Heißt dies nun, dass der Mensch vollständig auf das Neuronale reduziert werden kann, wie manche Neurophilosophen wie Patricia und Paul Churchland behaupten? Werden die Geistes- und Sozialwissenschaften irgendwann einmal vollständig in die Neurowissenschaften aufgehen, da diese exaktere Beschreibungen der geistigen, kulturellen und gesellschaftlichen Phänomene liefern? Zumindest ist es diese Drohung eines umfassenden neurobiologischen Reduktionismus, den viele Geistes- und Sozialwissenschaftler fürchten.
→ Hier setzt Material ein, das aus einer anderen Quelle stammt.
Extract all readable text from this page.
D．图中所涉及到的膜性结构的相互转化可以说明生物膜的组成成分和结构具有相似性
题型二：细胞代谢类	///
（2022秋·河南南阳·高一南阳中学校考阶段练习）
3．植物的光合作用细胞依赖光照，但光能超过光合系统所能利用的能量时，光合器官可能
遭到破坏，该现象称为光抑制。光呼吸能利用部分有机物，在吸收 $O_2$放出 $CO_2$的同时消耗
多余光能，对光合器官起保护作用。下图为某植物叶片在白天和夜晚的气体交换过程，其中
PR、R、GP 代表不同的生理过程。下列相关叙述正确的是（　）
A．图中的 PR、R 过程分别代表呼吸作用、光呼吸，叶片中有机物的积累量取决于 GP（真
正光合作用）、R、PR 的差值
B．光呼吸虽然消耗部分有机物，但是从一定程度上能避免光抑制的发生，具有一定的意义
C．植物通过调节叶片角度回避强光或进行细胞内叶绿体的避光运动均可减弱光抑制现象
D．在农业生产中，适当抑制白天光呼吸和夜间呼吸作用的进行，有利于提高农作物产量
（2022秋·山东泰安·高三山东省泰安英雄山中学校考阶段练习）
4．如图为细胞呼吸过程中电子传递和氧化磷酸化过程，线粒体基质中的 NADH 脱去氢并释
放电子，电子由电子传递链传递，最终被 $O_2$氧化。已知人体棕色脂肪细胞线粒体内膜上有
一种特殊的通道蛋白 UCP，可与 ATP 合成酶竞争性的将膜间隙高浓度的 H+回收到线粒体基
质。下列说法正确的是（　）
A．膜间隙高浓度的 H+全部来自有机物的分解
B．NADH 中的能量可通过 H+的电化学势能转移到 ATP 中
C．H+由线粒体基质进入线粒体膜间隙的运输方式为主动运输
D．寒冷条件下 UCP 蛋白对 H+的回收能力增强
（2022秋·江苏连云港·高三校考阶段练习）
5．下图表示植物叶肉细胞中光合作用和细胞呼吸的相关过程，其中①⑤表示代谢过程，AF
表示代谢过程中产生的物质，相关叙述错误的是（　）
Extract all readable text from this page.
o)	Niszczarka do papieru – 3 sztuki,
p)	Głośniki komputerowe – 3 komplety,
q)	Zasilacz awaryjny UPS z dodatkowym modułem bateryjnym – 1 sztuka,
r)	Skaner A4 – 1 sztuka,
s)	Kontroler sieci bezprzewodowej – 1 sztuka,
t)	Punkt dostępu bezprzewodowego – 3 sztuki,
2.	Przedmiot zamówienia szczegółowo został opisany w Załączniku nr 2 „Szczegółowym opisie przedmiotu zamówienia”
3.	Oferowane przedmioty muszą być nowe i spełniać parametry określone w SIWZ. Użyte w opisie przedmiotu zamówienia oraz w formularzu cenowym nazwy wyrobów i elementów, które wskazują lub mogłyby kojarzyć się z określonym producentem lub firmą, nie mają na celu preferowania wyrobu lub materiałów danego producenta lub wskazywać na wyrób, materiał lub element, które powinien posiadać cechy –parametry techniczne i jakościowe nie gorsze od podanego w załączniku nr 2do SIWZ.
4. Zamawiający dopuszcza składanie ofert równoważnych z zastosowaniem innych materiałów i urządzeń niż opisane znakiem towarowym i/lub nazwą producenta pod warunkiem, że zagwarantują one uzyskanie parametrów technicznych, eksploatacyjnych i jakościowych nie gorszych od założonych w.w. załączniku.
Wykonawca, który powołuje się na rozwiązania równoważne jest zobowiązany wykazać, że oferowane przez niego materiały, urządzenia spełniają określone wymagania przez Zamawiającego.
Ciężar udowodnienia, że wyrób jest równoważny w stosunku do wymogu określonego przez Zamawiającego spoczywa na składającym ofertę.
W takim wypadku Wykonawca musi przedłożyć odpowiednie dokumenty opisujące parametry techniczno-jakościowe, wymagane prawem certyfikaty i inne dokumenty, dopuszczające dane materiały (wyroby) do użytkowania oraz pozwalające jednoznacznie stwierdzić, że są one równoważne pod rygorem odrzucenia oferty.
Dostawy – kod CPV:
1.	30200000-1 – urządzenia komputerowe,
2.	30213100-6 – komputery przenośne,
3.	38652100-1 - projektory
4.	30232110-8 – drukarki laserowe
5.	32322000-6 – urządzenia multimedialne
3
Hierauf möchte ich zum Abschluss eine kurze Antwort geben: Eine Fuge von Bach verliert nichts von ihrer Schönheit, wenn ich genau analysiert habe, wie Bach diese Fuge komponiert hat, und der Zustand der Verliebtheit verliert nichts - oder doch nur wenig - von seiner Einzigartigkeit, wenn der Betroffene die physiologischen Prozesse genau kennt, die dabei ablaufen. Wichtiger noch ist die Tatsache, dass wir die vielen Erkenntnisse der Neurowissenschaften nicht hätten, wenn wir nicht zuvor über Kenntnis der geistigen und emotionalen Erlebniszustände verfügten. Wir wüssten nichts über die Rolle des orbitofrontalen Cortex, wenn wir nicht wüssten, was Handlungskontrolle, ethische und moralische Vorstellungen bedeuten und wie sie sich entwickeln, und wir wüssten nichts über die Rolle der Amygdala, wenn wir nicht am eigenen Leib erfahren hätten, was Furcht und Angst sind. Die Fülle der geistigen und emotionalen Erlebniszustände ist in diesem Sinne nicht auf neuronale Strukturen und Funktionen reduzierbar; aus der bloßen Kenntnis der Struktur und der Funktion der Amygdala folgt nicht die Erfahrung, was Furcht und Angst sind. Die Schönheit Bachscher Musik, die ich erfahre, ist nicht identisch mit dem Feuern von bestimmten Neuronen in meinem rechten Parietallappen und in limbischen Zentren, auch wenn dieses Feuern eine notwendige Bedingung für das Schönheitsempfinden ist.
In diesem Sinne kann man auf der einen Seite sagen, dass alles Geistige, Kulturelle und Gesellschaftliche durch die Eigenschaften der Gehirne der Menschen bedingt sind, und insofern wird die Hirnforschung die Basiswissenschaft für die Geistes-, Kultur- und Sozialwissenschaften werden. Andererseits werden diese Wissenschaftsbereiche nicht durch die Erkenntnisse der Hirnforschung überflüssig gemacht. Die Fülle geistiger, kultureller und sozialer Phänomene ist nicht auf das Neuronale in dem Sinne reduzierbar, dass man auf sie verzichten könnte, so wie man in der Chemie die Phlogiston-Theorie einfach gestrichen hat. Die Hirnforschung wird als Basiswissenschaft viele Phänomene der Geistes-, Kultur- und Sozialwissenschaften besser erklären helfen, aber sie wird sie nicht in ihrer Existenz bedrohen. Sie ist eine Brücke, die das verbindet, was zuvor als unverbindbar erschien.